J'espère donc comme lui qu'avec cette version plus accessible (des acteurs connus, une langue anglaise, une VF pour ceux qui veulent) son film sera davantage vu et son message plus largement diffusé. Cette version U.S étant identique en tout point à l'originale, la thèse reste aussi efficace et continue de venir déranger le spectateur dans son petit confort américanisé. Que peut-on montrer à l'écran ? Qu'est-ce qui justifie l'ultra-violence ? Qu'est-ce que la violence au cinéma finalement ? Et en quoi peut-elle être un divertissement ? Qu'y a-t-il de profondément malsain à regarder des gens se faire tuer pour son propre plaisir ? Que signifie le fait qu'en tant que spectateurs nous acceptions autant de morts sur nos écrans, estimant le plus souvent que c'est justifié parce que le mec qui tient le flingue a de bonnes raisons de tuer ? Voici en gros les questions que pose ce film à travers un récit horrifique, huis-clos insoutenable et sans pitié.

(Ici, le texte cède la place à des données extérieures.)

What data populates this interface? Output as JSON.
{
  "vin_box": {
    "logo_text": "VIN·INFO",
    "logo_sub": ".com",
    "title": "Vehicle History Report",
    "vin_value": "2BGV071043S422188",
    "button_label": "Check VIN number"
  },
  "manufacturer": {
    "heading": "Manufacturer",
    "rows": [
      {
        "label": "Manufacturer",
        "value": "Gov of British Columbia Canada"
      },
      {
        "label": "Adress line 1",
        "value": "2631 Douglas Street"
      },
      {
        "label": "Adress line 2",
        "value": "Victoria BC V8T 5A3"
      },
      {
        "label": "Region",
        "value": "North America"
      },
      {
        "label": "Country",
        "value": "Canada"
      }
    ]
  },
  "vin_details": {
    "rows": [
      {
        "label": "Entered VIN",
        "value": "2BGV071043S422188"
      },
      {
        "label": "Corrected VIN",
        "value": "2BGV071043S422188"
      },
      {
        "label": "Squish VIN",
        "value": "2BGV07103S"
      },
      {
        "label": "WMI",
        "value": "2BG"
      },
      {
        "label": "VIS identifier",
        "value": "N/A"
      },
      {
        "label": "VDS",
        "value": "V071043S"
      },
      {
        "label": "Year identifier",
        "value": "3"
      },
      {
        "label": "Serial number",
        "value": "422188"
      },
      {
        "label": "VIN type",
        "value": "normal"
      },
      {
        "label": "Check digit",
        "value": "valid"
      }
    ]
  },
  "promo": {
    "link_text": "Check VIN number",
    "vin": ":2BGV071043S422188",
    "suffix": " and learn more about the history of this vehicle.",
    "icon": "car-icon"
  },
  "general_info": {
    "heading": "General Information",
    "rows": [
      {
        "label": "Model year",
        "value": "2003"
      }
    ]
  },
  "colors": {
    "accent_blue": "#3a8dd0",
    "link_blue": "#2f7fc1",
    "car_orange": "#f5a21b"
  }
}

A propos de Funny Games, des journaux avaient écrit à l'époque : "Ça sera froid, précis et implacable. Et ça ne finira pas bien. Vous voulez essayer ?" (Première) ; "Un magistral défi" (Télérama) ; "Le spectateur torturé pour son désir de violence" (Le Monde).
Dans son film, Haneke nous dit : "Vous voulez de la violence au cinéma, c'est un spectacle pour vous, ça vous divertit ? Je vais vous montrer ce qu'est la vraie violence, en espérant que ça vous fera réfléchir sur ce que vous avez l'habitude de consommer et que vous ne relevez même plus".
Funny Games n'est pas un film coup de poing, c'est un film coup de boule, une oeuvre fondamentale pour ce qu'elle dénonce. Allez voir cette version U.S, elle fait parfaitement le boulot et j'estime que c'est un film important à voir. Et si vous n'êtes pas réfractaire aux films européens, préférez quand même l'original.